The controversial technique “buries” energy emissions, keeping them out of the atmosphere.

By Alain StephensDecember 19, 2017 11:18 am,

In the battle against climate change, many critics say the only answer lies in new energy technology – something that is cleaner and greener, but can still power cities and neighborhoods. Carbon capture could be one such technology. But many say it’s more science fiction than fact.

Akshat Rathi, a reporter for the online tech publication Quartz, set out to find out whether the approach is for real. He has spent the last year investigating.

Rathi offers this definition for carbon capture. “It’s the ability to capture the emissions coming from a fossil fuel power plant or industry and then compressing it and burying the carbon dioxide underground so that it doesn’t enter the atmosphere and increase global average temperatures.”

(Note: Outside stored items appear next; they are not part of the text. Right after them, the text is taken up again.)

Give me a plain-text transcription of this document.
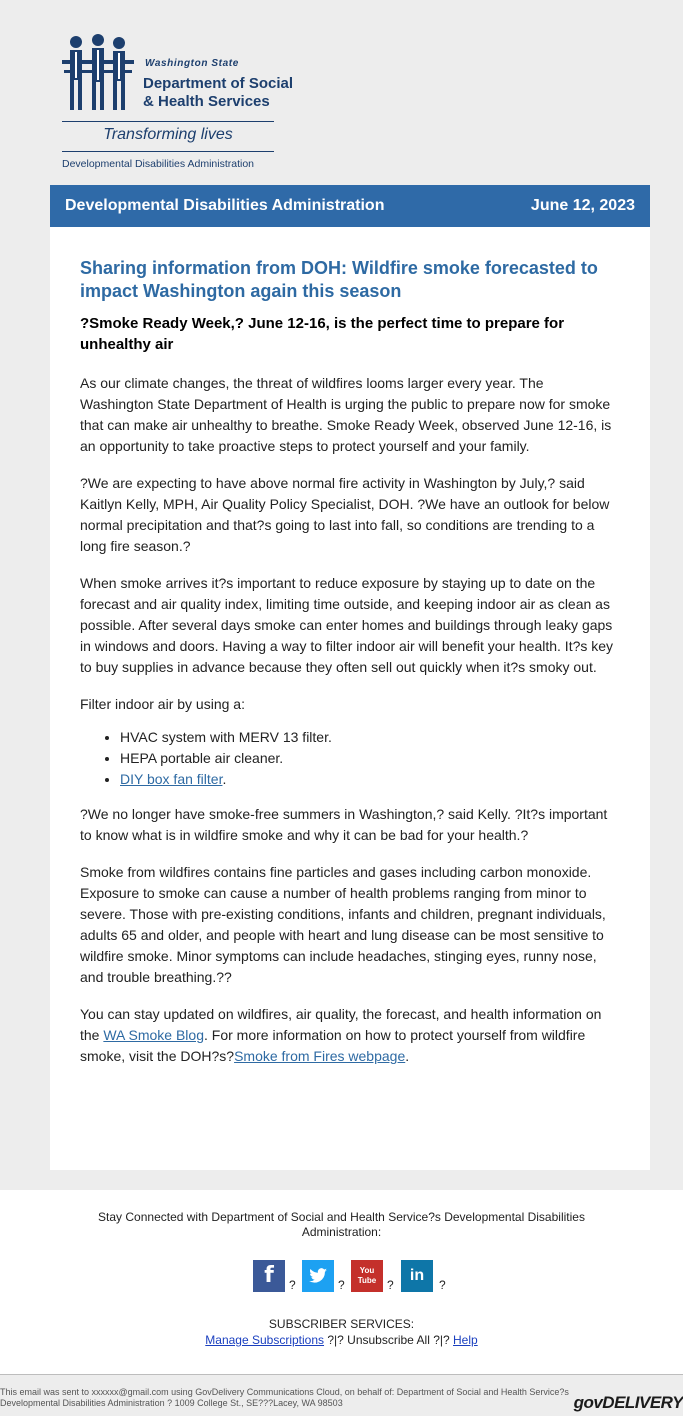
Washington State
Department of Social
& Health Services
Transforming lives
Developmental Disabilities Administration
Developmental Disabilities Administration	June 12, 2023
Sharing information from DOH: Wildfire smoke forecasted to impact Washington again this season
?Smoke Ready Week,? June 12-16, is the perfect time to prepare for unhealthy air

As our climate changes, the threat of wildfires looms larger every year. The Washington State Department of Health is urging the public to prepare now for smoke that can make air unhealthy to breathe. Smoke Ready Week, observed June 12-16, is an opportunity to take proactive steps to protect yourself and your family.

?We are expecting to have above normal fire activity in Washington by July,? said Kaitlyn Kelly, MPH, Air Quality Policy Specialist, DOH. ?We have an outlook for below normal precipitation and that?s going to last into fall, so conditions are trending to a long fire season.?

When smoke arrives it?s important to reduce exposure by staying up to date on the forecast and air quality index, limiting time outside, and keeping indoor air as clean as possible. After several days smoke can enter homes and buildings through leaky gaps in windows and doors. Having a way to filter indoor air will benefit your health. It?s key to buy supplies in advance because they often sell out quickly when it?s smoky out.

Filter indoor air by using a:

• HVAC system with MERV 13 filter.
• HEPA portable air cleaner.
• DIY box fan filter.

?We no longer have smoke-free summers in Washington,? said Kelly. ?It?s important to know what is in wildfire smoke and why it can be bad for your health.?

Smoke from wildfires contains fine particles and gases including carbon monoxide. Exposure to smoke can cause a number of health problems ranging from minor to severe. Those with pre-existing conditions, infants and children, pregnant individuals, adults 65 and older, and people with heart and lung disease can be most sensitive to wildfire smoke. Minor symptoms can include headaches, stinging eyes, runny nose, and trouble breathing.??

You can stay updated on wildfires, air quality, the forecast, and health information on the WA Smoke Blog. For more information on how to protect yourself from wildfire smoke, visit the DOH?s?Smoke from Fires webpage.

Stay Connected with Department of Social and Health Service?s Developmental Disabilities Administration:
f	?	?
You Tube ?
in
?
SUBSCRIBER SERVICES:
Manage Subscriptions ?|? Unsubscribe All ?|? Help
This email was sent to xxxxxx@gmail.com using GovDelivery Communications Cloud, on behalf of: Department of Social and Health Service?s Developmental Disabilities Administration ? 1009 College St., SE???Lacey, WA 98503	govDELIVERY
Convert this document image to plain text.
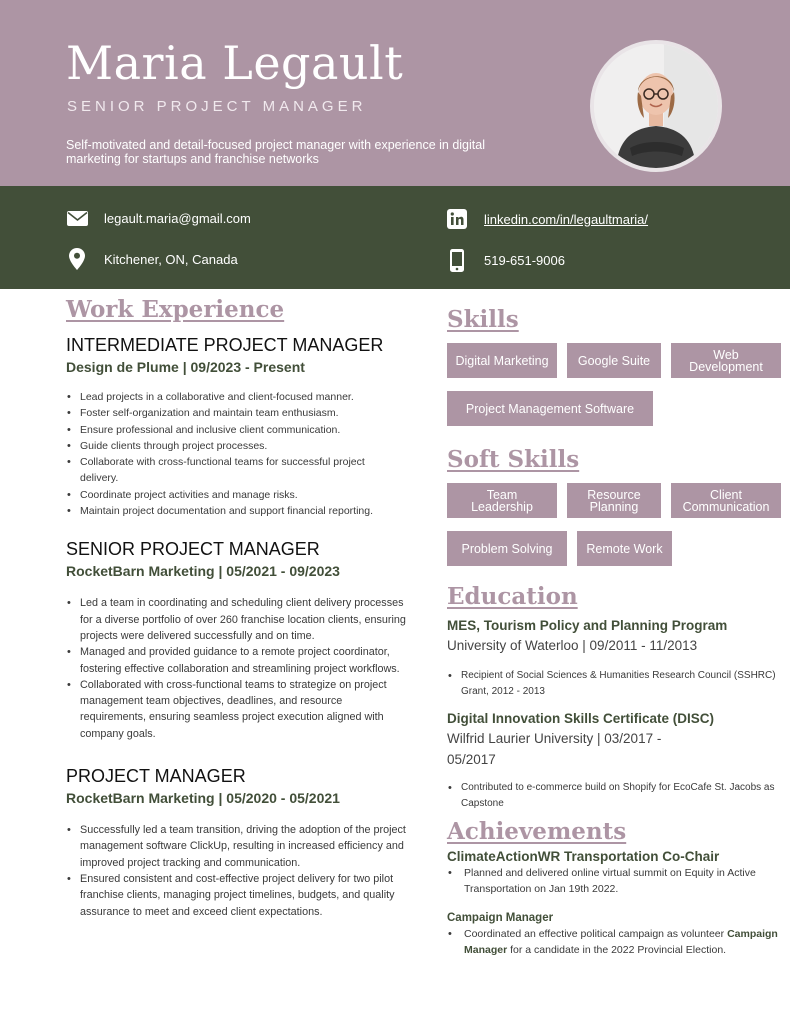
Maria Legault
SENIOR PROJECT MANAGER
Self-motivated and detail-focused project manager with experience in digital marketing for startups and franchise networks
legault.maria@gmail.com
Kitchener, ON, Canada
linkedin.com/in/legaultmaria/
519-651-9006
Work Experience
INTERMEDIATE PROJECT MANAGER
Design de Plume | 09/2023 - Present
• Lead projects in a collaborative and client-focused manner.
• Foster self-organization and maintain team enthusiasm.
• Ensure professional and inclusive client communication.
• Guide clients through project processes.
• Collaborate with cross-functional teams for successful project delivery.
• Coordinate project activities and manage risks.
• Maintain project documentation and support financial reporting.
SENIOR PROJECT MANAGER
RocketBarn Marketing | 05/2021 - 09/2023
• Led a team in coordinating and scheduling client delivery processes for a diverse portfolio of over 260 franchise location clients, ensuring projects were delivered successfully and on time.
• Managed and provided guidance to a remote project coordinator, fostering effective collaboration and streamlining project workflows.
• Collaborated with cross-functional teams to strategize on project management team objectives, deadlines, and resource requirements, ensuring seamless project execution aligned with company goals.
PROJECT MANAGER
RocketBarn Marketing | 05/2020 - 05/2021
• Successfully led a team transition, driving the adoption of the project management software ClickUp, resulting in increased efficiency and improved project tracking and communication.
• Ensured consistent and cost-effective project delivery for two pilot franchise clients, managing project timelines, budgets, and quality assurance to meet and exceed client expectations.
Skills
Digital Marketing	Google Suite	Web Development
Project Management Software
Soft Skills
Team Leadership
Resource Planning
Client Communication
Problem Solving	Remote Work
Education
MES, Tourism Policy and Planning Program
University of Waterloo | 09/2011 - 11/2013
• Recipient of Social Sciences & Humanities Research Council (SSHRC) Grant, 2012 - 2013
Digital Innovation Skills Certificate (DISC)
Wilfrid Laurier University | 03/2017 - 05/2017
• Contributed to e-commerce build on Shopify for EcoCafe St. Jacobs as Capstone
Achievements
ClimateActionWR Transportation Co-Chair
• Planned and delivered online virtual summit on Equity in Active Transportation on Jan 19th 2022.
Campaign Manager
• Coordinated an effective political campaign as volunteer Campaign Manager for a candidate in the 2022 Provincial Election.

Carbon capture is controversial because it is based on cleaning up existing “dirty” energy generators, rather than “clean” sources, like wind and solar power.

“There is a perception that carbon capture and storage is subtractive, whereas renewable energy is additive, because it is adding more power,” Rathi says. “But that’s the wrong way to think about it, because if our goal is to reduce emissions, then all technologies that can reduce emissions should be given the same fair play on the market.”

Rathi’s investigation highlighted a carbon capture project at the  WA Parish Generating Station in Sugarland. The plant includes natural gas, and coal-fired units. One of the coal units was retrofitted for carbon capture. The energy captured travels 50 miles through a pipeline, where it is injected into an oil field.

“Because they give the carbon that’s trapped to an oil company, they’re able to increase the oil revenues coming from there and that balances out the equation,” Rathi says.

Expanding carbon capture would require changes in energy policy, Rahi says.

“Unless we put some sort of price on carbon – it doesn’t have to be a price that people trade in cap and trade systems such as the one that just launched in China today – …unless there is a price, this thing won’t scale up very much,” Rathi says.